How Women are Seen
Thursday 24 Aug 2017,
By Helen White
As we commemorate women’s month, the nation asks itself: how do we see the women of our country? But what we should be asking ourselves is, how do the women of our country see?
The fact is, many of them don’t – and not because they were born blind. In many cases, the visual impairment and blindness that women in the region suffer from, is entirely preventable or treatable. Now, a new study has uncovered some of the reasons why so many women in the region are unable to access the eye care they need – especially cataract surgery which can restore sight. The study was conducted in Zambia, but according to Lene Øverland, CEO of Orbis Africa, “These findings are crucial because they shed light on circumstances that are replicated over and over again in different countries in the region – and South Africa is no exception.”
The study was conducted because of a worrying asymmetry that is evident along gender lines: Approximately two thirds (of the estimated 39-million blind people worldwide) are women and 87% live in developing countries. Over half of all blindness is due to cataracts, and women are 10-15% more likely to have cataracts than men in developing countries. In Africa, women account for between 53% and 72% of all people living with cataracts – which means they should appear more frequently on the cataract surgery lists.
But, the reality is, they don’t.
The cataract surgical coverage rate for men in developing countries is up to 1.7 times higher for men than women. So, what are the barriers that stop women from receiving the help they need? This is what the study sought to find out. Two main issues came up: Firstly, women face major delays in even getting the advice they need about going for surgery. And secondly, even when they have received a referral for surgery, cultural and socioeconomic barriers prevent them from getting it.

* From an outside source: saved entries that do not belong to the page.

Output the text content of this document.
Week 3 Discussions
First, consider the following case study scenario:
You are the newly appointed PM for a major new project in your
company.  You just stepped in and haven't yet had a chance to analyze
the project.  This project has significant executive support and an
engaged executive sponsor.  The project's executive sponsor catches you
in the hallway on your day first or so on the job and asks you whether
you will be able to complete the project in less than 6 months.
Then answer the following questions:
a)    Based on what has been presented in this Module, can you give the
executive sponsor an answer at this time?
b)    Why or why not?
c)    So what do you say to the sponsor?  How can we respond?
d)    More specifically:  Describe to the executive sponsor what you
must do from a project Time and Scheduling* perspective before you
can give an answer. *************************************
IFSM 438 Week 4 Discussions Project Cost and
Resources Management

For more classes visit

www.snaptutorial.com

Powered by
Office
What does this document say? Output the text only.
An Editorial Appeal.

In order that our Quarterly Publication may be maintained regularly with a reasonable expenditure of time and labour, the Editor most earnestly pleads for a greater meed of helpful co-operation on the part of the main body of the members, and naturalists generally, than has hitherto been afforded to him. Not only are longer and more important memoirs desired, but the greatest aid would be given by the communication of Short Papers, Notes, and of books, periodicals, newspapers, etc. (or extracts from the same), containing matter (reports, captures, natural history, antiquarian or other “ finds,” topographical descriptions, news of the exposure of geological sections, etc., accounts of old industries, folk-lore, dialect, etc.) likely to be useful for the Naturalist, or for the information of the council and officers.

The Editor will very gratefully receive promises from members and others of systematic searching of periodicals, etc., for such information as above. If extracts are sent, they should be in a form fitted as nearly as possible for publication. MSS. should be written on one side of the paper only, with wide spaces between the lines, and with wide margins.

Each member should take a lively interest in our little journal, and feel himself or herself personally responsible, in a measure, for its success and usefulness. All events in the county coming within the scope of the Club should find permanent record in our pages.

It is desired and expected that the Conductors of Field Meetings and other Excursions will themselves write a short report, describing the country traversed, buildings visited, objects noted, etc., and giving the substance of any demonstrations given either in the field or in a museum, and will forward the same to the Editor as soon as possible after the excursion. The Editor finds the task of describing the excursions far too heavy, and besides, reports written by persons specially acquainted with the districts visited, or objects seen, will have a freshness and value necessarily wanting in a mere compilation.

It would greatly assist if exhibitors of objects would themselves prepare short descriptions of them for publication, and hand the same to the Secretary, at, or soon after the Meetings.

The delays – which are generally between 9 months all the way up to 14 years – had may different causes. Many patients were losing time trying home remedies and traditional medicine, or hoping that their religious beliefs would bring on a cure. Also, many were waiting for a specialist to visit their area, and some were even advised to wait for the cataracts to mature before seeking professional help. Some received poor counselling at diagnosis, and others simply felt fearful of surgery. “This was made worse by the general limited education levels of the women,” says Øverland. These problems are compounded by socioeconomic and cultural barriers at play. Many women have limited decision-making rights in their communities and also, even if they decided to seek help, the “costs associated with travel to suitable facilities was a problem”.
Where to from here? According to Øverland, “It is important to bring families into counselling sessions (or where counselling is unavailable, information sessions) when women are referred for surgery to discuss the potential benefits of sight-restoring surgery.” Also, she said, misconceptions needed to be addressed and “general awareness on the benefits of sight-restoring surgery should be raised within communities.”
According to Unathi Matwasa of the Institute for Race Relations, “While progress can be seen, there is a need for a further upturn in the socio-economic status of women in South Africa. Accordingly, policy focus should be aimed at a more inclusive economy, including the safety and security of women.” Says Øverland, “Policy should also focus on the link between healthcare and the other forces at play in the lives of women in our region. Poverty and lack of access are, unfortunately, often hand in hand.”